Unplugged Part 2: Unplugged Entrepreneurs find Business Success

In Unplugged Part 1: Unplugged Employees Boost Business Success, I made the case for workplaces cultivating a healthier relationship between employees and the technologies they’re expected to use because their productivity and, by extension, your company’s success, depends on it. This follow-up article is aimed more squarely at you as an individual and your personal relationship to technology. Being constantly “plugged in” to the constant stream of emails, instant messages, texts, and all manner of other notifications from social media and other sources can take a serious toll on your personal sanity. Now is the time to overhaul your relationship to technology.

What Individuals Can Do

While it’s important for companies to overhaul their expectations of workers, it’s even more important for each individual to take responsibility for creating a healthier relationship to technology. We all know how addictive the social media feeds and texts can become. If you don’t intentionally set boundaries, you can get sucked in and lose big chunks of time in your life. As writer/designer/photographer Craig Mod recently put it in an online article, “There are a thousand beautiful ways to start the day that don’t begin with looking at your phone. And yet so few of us choose to do so.” I like that because it emphasizes the fact that unplugging is a choice each individual has to make, and depending on how dysfunctional your relationship to devices is, it might be really difficult to do. But remind yourself what’s at stake here: Your attention span. Your ability to focus on important tasks. Your sanity. The stakes are high!
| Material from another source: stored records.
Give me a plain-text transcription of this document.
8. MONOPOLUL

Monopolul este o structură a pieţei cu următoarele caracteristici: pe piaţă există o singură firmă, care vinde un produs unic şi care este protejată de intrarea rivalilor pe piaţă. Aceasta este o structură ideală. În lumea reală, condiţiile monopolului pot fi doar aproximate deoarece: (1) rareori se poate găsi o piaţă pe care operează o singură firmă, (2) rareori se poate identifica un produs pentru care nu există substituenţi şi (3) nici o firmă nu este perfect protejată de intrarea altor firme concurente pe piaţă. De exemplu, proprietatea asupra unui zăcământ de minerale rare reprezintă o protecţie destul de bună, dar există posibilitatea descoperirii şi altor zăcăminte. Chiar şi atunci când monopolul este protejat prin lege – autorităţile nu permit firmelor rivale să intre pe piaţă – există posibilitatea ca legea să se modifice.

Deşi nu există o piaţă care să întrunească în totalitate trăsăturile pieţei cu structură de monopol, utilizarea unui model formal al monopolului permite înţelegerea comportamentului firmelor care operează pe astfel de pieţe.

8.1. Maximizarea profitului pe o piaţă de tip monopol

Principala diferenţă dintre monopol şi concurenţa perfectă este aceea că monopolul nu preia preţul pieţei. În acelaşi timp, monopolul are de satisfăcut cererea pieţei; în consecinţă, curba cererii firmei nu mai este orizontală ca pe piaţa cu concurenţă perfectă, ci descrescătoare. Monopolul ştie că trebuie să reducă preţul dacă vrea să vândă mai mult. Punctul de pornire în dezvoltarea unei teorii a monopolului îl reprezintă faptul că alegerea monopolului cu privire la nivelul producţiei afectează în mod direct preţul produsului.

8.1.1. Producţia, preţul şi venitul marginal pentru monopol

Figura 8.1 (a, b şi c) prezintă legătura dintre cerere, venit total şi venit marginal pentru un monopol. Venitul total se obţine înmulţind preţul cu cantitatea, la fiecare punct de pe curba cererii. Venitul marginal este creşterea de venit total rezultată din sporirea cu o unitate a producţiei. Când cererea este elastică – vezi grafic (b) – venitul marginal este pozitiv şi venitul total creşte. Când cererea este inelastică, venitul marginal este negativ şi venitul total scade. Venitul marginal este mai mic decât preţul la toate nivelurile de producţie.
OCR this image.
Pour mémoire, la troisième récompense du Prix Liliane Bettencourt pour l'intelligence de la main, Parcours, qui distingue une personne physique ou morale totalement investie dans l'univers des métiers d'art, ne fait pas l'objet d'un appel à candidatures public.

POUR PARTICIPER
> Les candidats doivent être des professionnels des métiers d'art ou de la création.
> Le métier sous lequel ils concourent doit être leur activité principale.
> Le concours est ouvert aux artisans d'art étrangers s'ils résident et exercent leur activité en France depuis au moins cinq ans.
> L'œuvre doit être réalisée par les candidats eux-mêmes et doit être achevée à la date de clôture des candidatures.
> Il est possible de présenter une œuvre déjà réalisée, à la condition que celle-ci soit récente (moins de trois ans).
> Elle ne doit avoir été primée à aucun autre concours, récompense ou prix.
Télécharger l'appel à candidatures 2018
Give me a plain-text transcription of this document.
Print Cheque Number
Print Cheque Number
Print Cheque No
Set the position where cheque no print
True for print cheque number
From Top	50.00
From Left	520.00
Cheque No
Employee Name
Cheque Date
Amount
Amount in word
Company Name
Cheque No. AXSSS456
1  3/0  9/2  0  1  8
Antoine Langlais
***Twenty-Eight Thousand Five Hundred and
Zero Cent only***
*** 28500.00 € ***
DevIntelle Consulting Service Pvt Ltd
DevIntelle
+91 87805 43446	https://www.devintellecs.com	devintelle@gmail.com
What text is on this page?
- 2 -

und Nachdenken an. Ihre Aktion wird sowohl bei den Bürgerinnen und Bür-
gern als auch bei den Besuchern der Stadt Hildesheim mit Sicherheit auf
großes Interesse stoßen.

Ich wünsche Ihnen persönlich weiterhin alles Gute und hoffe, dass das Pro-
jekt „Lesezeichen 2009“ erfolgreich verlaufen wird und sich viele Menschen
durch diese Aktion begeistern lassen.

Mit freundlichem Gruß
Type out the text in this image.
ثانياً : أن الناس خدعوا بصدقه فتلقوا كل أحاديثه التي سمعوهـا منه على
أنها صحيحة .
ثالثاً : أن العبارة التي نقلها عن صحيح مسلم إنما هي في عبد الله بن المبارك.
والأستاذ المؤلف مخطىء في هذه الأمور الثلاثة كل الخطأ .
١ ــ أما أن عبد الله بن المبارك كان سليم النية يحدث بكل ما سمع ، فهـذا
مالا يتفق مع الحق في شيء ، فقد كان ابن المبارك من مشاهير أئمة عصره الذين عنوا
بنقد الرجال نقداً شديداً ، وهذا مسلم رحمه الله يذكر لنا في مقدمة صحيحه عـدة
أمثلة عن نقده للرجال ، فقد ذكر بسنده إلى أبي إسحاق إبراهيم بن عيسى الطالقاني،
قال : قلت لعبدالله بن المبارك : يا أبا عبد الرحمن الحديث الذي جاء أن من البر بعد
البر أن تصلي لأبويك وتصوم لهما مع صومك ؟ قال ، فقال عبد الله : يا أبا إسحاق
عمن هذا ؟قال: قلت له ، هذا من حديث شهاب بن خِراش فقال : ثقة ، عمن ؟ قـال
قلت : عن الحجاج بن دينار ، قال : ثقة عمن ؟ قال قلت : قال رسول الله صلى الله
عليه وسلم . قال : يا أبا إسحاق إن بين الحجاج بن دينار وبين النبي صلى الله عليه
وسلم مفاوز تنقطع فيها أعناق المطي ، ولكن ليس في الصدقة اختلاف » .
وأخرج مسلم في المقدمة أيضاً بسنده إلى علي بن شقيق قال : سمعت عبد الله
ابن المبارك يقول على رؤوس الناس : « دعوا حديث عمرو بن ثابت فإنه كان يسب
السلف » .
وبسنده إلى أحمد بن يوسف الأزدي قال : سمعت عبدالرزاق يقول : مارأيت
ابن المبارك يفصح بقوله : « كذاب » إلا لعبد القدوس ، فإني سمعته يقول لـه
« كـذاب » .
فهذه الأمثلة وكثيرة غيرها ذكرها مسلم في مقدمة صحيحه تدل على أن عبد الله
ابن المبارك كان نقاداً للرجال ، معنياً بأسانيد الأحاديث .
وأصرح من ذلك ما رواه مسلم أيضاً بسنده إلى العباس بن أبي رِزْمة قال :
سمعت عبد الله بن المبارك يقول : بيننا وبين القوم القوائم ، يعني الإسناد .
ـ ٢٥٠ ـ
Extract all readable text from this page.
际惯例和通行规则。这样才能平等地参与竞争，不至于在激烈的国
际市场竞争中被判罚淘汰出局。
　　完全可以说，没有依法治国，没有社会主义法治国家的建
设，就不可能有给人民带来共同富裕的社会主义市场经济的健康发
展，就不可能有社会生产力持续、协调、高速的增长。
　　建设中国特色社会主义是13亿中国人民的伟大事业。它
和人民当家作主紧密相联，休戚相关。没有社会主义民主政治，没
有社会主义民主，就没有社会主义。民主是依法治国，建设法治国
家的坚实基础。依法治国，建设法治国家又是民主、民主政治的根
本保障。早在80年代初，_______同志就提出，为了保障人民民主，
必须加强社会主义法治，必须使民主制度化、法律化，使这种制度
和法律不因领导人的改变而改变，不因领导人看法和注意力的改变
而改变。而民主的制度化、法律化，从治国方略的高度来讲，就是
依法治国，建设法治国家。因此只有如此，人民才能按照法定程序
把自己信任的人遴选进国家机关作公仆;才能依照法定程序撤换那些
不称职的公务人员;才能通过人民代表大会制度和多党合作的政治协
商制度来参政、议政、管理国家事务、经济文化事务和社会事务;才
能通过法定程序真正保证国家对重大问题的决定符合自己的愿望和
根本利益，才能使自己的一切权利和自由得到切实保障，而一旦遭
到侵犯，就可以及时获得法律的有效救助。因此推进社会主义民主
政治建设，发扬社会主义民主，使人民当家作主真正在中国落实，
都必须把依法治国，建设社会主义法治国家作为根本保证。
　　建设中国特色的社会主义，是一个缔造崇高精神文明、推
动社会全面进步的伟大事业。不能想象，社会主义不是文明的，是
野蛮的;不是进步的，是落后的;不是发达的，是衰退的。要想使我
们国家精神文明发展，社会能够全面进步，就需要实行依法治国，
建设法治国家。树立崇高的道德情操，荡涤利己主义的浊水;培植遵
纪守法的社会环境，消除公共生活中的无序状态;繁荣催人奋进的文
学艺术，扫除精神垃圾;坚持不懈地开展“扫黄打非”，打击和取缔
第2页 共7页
The Business of Stealing Your Attention

There is something else that makes unplugging difficult, which is the apps themselves and how they are designed. The desire to check your phone is natural because the apps insistently demanding your attention are specifically designed to hook you in and keep you there as long as possible. The companies behind the distracting apps have made it their mission to steal your attention – and they’re very good at it.

Create a Simple, Sustainable Boundary

If you want to get your attention back and feel truly refreshed and able to focus on what’s important, then set some real tech boundaries and stick to them. Craig Mod came up with a very simple approach that works for him: Unplug before going to bed. Don’t plug back in until after lunch. Obviously, he’s prioritizing a well-rested morning without tech-induced distractions. If that many hours unplugged sounds like too much to you, start off with just an hour or two, and after you get used to that, see if you can increase it. Your ability to unplug will give you a surprisingly distinct competitive advantage in the digital era. 

Now is the time to ask yourself what kind of relationship you have to technology and whether or not it’s time to make a change. As counter-intuitive as it may feel in this brave new world of the digital era, consistently finding times to be unplugged can go a long way towards boosting your success as an entrepreneur.